Dan Gjelten, Director UST Libraries
In fall 2014, the UST Libraries contracted with the Association of Research Libraries to conduct the LibQUAL survey, a well-regarded measure of the satisfaction of users of academic libraries. The findings of the survey will help the libraries as we develop strategic directions in support of university’s strategic plan.
LibQUAL is designed to assess the extent to which our library services are meeting the needs and expectations of our users. Answers to 27 questions in the areas of services, collections and library as place document our users’ perception of actual and desired level of quality.
Since 2000, more than 1,200 libraries nationwide have participated in LibQUAL; this is the second time that the UST Libraries have conducted the survey (it was previously done in 2008). Because the libraries conducted the same survey in 2008 and because comparable academic libraries around the country also have conducted the survey, we are able to measure changes in user perceptions over time and with our peers.
This year, we sent the survey to all UST students, faculty and staff, and received valid responses from 1,455 library users (including 693 undergraduate students, 446 graduate students and 172 faculty). The data we received can be analyzed by user group, discipline, library most used and other variables. In addition to the raw data we received nearly 500 comments from various users, all of which are being analyzed and classified by theme. We will continue to analyze all of our findings over the coming months.
Our initial findings show that the libraries are exceeding user expectations in a number of areas including “giving users individual attention,” providing “multimedia collections users need,” “making me aware of library resources and services” and “providing information resources reflecting diverse points of view.” Because users identified their role, we are able to look at results by user group, and learn where our constituencies have the highest expectations.

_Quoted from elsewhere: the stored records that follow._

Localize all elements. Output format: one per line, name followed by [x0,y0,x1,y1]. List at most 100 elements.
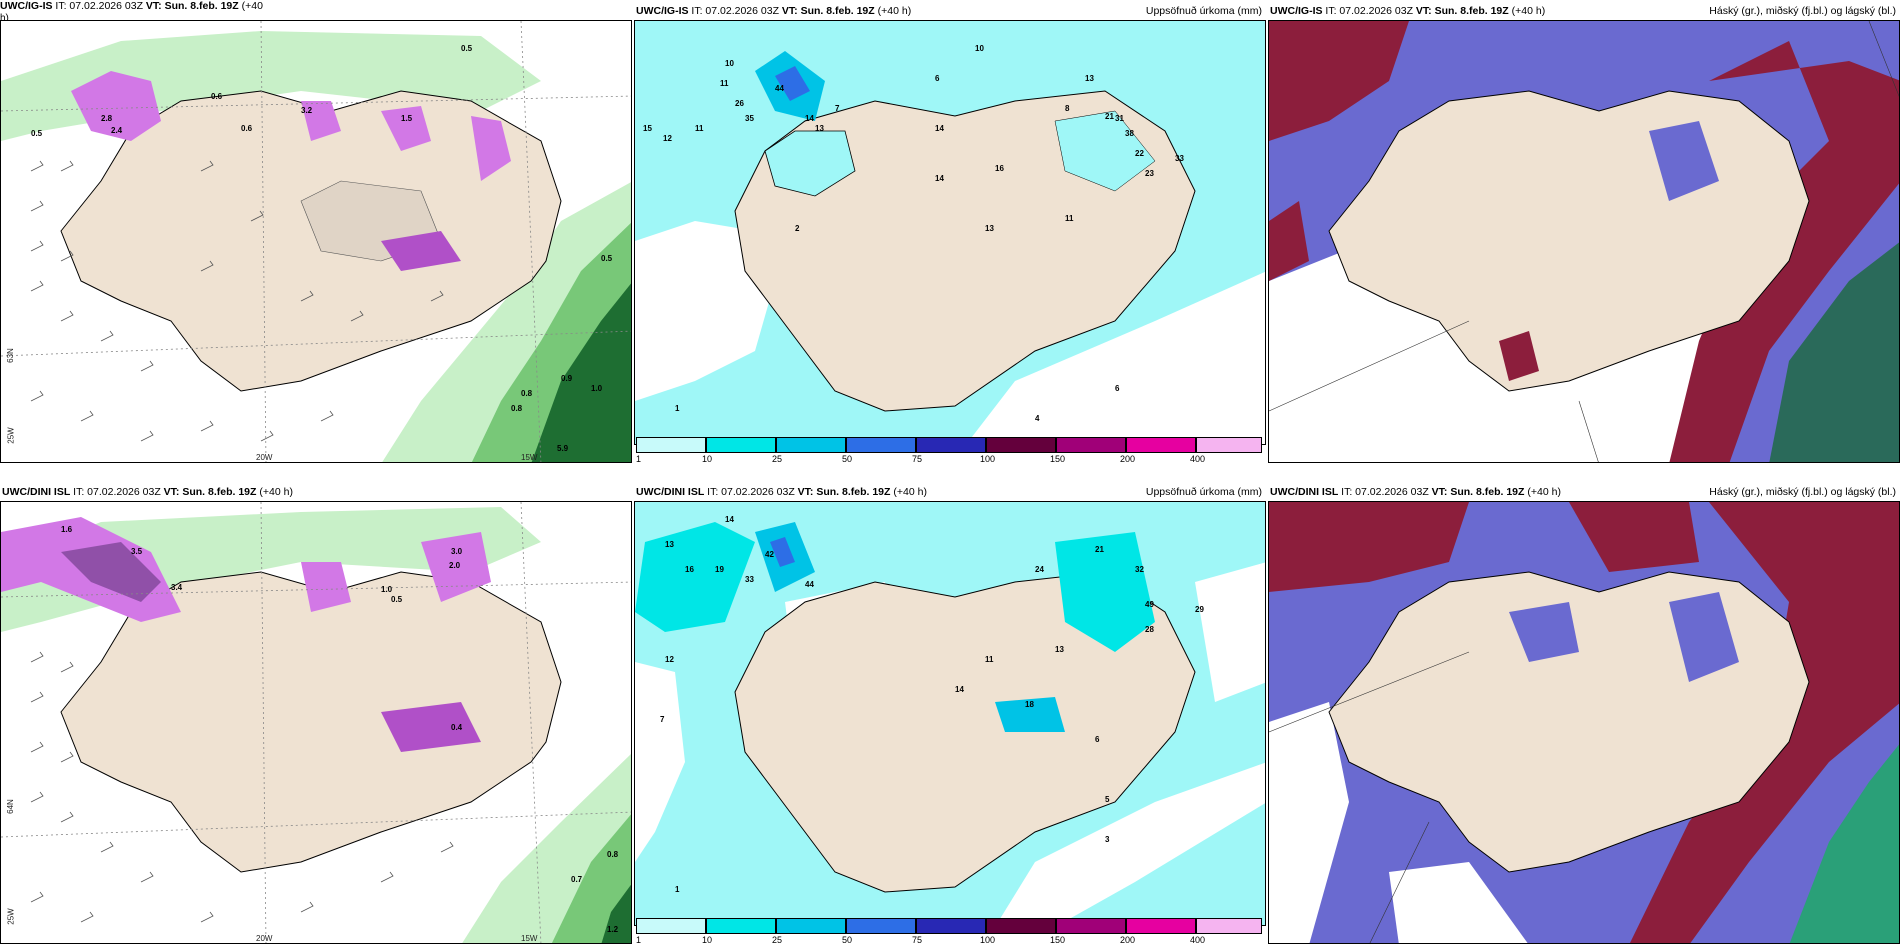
cbar-tick: 200 [1120,935,1136,944]
map-clouds[interactable] [1268,501,1900,944]
snow-ne [471,116,511,181]
panel-header: UWC/IG-IS IT: 07.02.2026 03Z VT: Sun. 8.… [636,5,1262,19]
cbar-tick: 150 [1050,935,1066,944]
valid-time: VT: Sun. 8.feb. 19Z [145,0,239,12]
top-row: UWC/IG-IS IT: 07.02.2026 03Z VT: Sun. 8.… [0,0,1900,463]
svg-text:44: 44 [805,580,814,589]
cbar-tick: 75 [912,454,923,463]
svg-text:2: 2 [795,224,800,233]
cbar-seg-3 [846,918,916,934]
init-time: IT: 07.02.2026 03Z [1325,5,1413,17]
svg-text:0.5: 0.5 [461,44,473,53]
cbar-seg-7 [1126,918,1196,934]
svg-text:29: 29 [1195,605,1204,614]
cbar-tick: 10 [702,935,713,944]
map-snow-wind[interactable]: 0.5 0.6 3.2 2.8 2.4 1.5 0.5 0.6 5.9 0.9 … [0,20,632,463]
svg-text:1.0: 1.0 [591,384,603,393]
cbar-tick: 150 [1050,454,1066,463]
lead-time: (+40 [241,0,263,12]
map-canvas: 0.5 0.6 3.2 2.8 2.4 1.5 0.5 0.6 5.9 0.9 … [1,21,631,462]
svg-text:3.5: 3.5 [131,547,143,556]
model-label: UWC/DINI ISL [636,486,705,498]
snow-n2 [381,106,431,151]
snow-labels: 0.5 0.6 3.2 2.8 2.4 1.5 0.5 0.6 5.9 0.9 … [31,44,613,453]
lon-label-left: 25W [6,427,16,444]
lead-time: (+40 h) [1511,5,1546,17]
map-canvas: 1.6 3.5 3.4 3.0 2.0 1.0 0.5 0.7 0.8 1.2 … [1,502,631,943]
svg-text:11: 11 [1065,214,1074,223]
svg-text:33: 33 [1175,154,1184,163]
svg-text:0.9: 0.9 [561,374,573,383]
svg-text:13: 13 [1085,74,1094,83]
cbar-tick: 50 [842,454,853,463]
svg-text:3.0: 3.0 [451,547,463,556]
svg-text:13: 13 [1055,645,1064,654]
svg-text:7: 7 [660,715,665,724]
wind-barbs [30,651,454,923]
cbar-seg-0 [636,918,706,934]
svg-text:14: 14 [935,124,944,133]
map-precip[interactable]: 10 11 15 12 11 26 44 35 14 13 7 6 14 10 … [634,20,1266,445]
cbar-tick: 25 [772,935,783,944]
snow-nw [71,71,161,141]
svg-text:14: 14 [955,685,964,694]
svg-text:49: 49 [1145,600,1154,609]
svg-text:23: 23 [1145,169,1154,178]
panel-precip-ig: UWC/IG-IS IT: 07.02.2026 03Z VT: Sun. 8.… [634,0,1266,463]
init-time: IT: 07.02.2026 03Z [691,5,779,17]
panel-header: UWC/DINI ISL IT: 07.02.2026 03Z VT: Sun.… [1270,486,1896,500]
cbar-tick: 25 [772,454,783,463]
svg-text:5.9: 5.9 [557,444,569,453]
cbar-tick: 1 [636,454,642,463]
cbar-seg-3 [846,437,916,453]
init-time: IT: 07.02.2026 03Z [707,486,795,498]
svg-text:4: 4 [1035,414,1040,423]
svg-text:16: 16 [685,565,694,574]
panel-header: UWC/IG-IS IT: 07.02.2026 03Z VT: Sun. 8.… [1270,5,1896,19]
colorbar: 1 10 25 50 75 100 150 200 400 [636,437,1262,463]
cbar-tick: 100 [980,935,996,944]
map-precip[interactable]: 14 13 16 19 42 44 33 12 21 32 49 29 28 2… [634,501,1266,926]
valid-time: VT: Sun. 8.feb. 19Z [163,486,257,498]
snow-labels: 1.6 3.5 3.4 3.0 2.0 1.0 0.5 0.7 0.8 1.2 … [61,525,619,934]
panel-title: Uppsöfnuð úrkoma (mm) [1145,486,1262,498]
cbar-seg-8 [1196,918,1262,934]
svg-text:0.8: 0.8 [607,850,619,859]
svg-text:15: 15 [643,124,652,133]
lat-label: 64N [5,799,15,814]
iceland-land [60,571,562,873]
svg-text:1.0: 1.0 [381,585,393,594]
cbar-seg-7 [1126,437,1196,453]
svg-text:12: 12 [665,655,674,664]
svg-text:0.8: 0.8 [521,389,533,398]
cbar-seg-1 [706,437,776,453]
map-snow-wind[interactable]: 1.6 3.5 3.4 3.0 2.0 1.0 0.5 0.7 0.8 1.2 … [0,501,632,944]
svg-text:6: 6 [1115,384,1120,393]
iceland-land [734,571,1196,893]
cbar-seg-4 [916,918,986,934]
wind-barbs [30,160,444,442]
svg-text:38: 38 [1125,129,1134,138]
cbar-tick: 75 [912,935,923,944]
cloud-mid-nw [1269,21,1409,141]
svg-text:13: 13 [985,224,994,233]
svg-text:0.5: 0.5 [31,129,43,138]
precip-values: 14 13 16 19 42 44 33 12 21 32 49 29 28 2… [660,515,1204,894]
svg-text:0.8: 0.8 [511,404,523,413]
colorbar: 1 10 25 50 75 100 150 200 400 [636,918,1262,944]
snow-n1 [301,101,341,141]
cbar-seg-5 [986,437,1056,453]
map-clouds[interactable] [1268,20,1900,463]
panel-precip-dini: UWC/DINI ISL IT: 07.02.2026 03Z VT: Sun.… [634,481,1266,944]
svg-text:26: 26 [735,99,744,108]
svg-text:13: 13 [665,540,674,549]
svg-text:1.5: 1.5 [401,114,413,123]
bottom-row: UWC/DINI ISL IT: 07.02.2026 03Z VT: Sun.… [0,481,1900,944]
svg-text:2.4: 2.4 [111,126,123,135]
svg-text:28: 28 [1145,625,1154,634]
iceland-land [60,90,562,392]
lon-label-left: 25W [6,908,16,925]
svg-text:12: 12 [663,134,672,143]
cbar-tick: 400 [1190,935,1206,944]
cbar-seg-6 [1056,918,1126,934]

For example:
◦Undergraduate students seem to place a high value on the library as place and want comfortable and inviting spaces to study.
◦Graduate students are most interested in accessing library resources from their home or office.

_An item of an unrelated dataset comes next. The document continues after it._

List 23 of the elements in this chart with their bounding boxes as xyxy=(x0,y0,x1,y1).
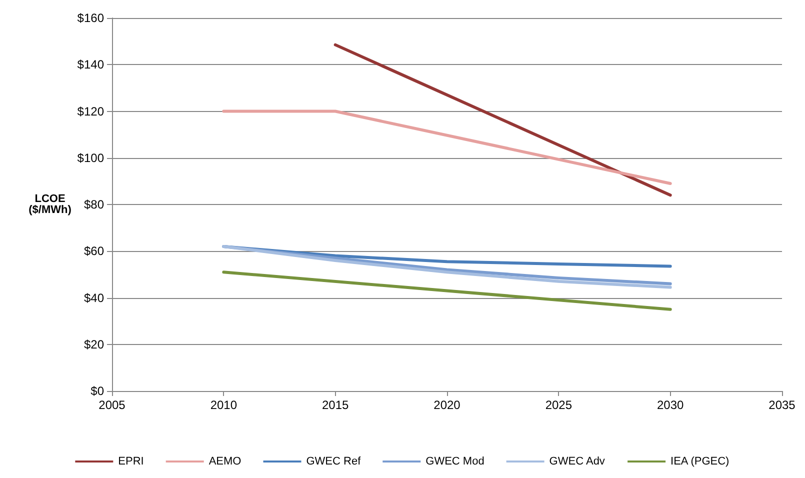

◦Faculty seem to be happy with library staff services and library spaces, and have the highest expectations for us in the area of electronic resources availability and a website that enables them to locate information on their own.
In terms of changes between 2008 and 2014, we learned that overall satisfaction with library services increased for all user groups during the six-year period. When we compare findings from our survey with LibQUAL results from comparable institutions (Marquette University and Santa Clara University both conducted LibQUAL in 2014) we’ve learned that the UST libraries rate higher in overall quality and library support for learning, research and teaching than either of those university libraries.
While we are happy with many of the findings from this survey, we also acknowledge that there are areas where we can improve. We’ve learned there are some frustrations with finding the best resources using the libraries’ Web page. One comment captures what we think too many of our users experience when interacting with library: “Excellent resources, but it seems more difficult than it should be to get the resources, and oftentimes the information can be overwhelming.”
In fact, the UST libraries, having been well-supported by the university for many years, do offer great treasures in electronic content to our users. Given that we live in a time of information abundance rather than information scarcity, it is a challenge for the libraries to help our users navigate and effectively use that information in their work. The libraries currently are developing strategic objectives for the coming years, and this challenge will remain a high priority for us. As the University of St. Thomas strategic plan states, it is a goal for us to “provide innovative education that develops the skills necessary for success within an increasingly complex contemporary world, where information is readily available but wise use of that information is critical for human flourishing.”
The UST Libraries take seriously our role in helping to achieve that strategic objective.
Other areas where we will look to improve the libraries include updating library furnishings and addressing space issues in the Minneapolis campus library.
UST Libraries would like to thank all of you who responded to our survey and assure you that what we’ve learned with your help will make library services even more effective in the coming years.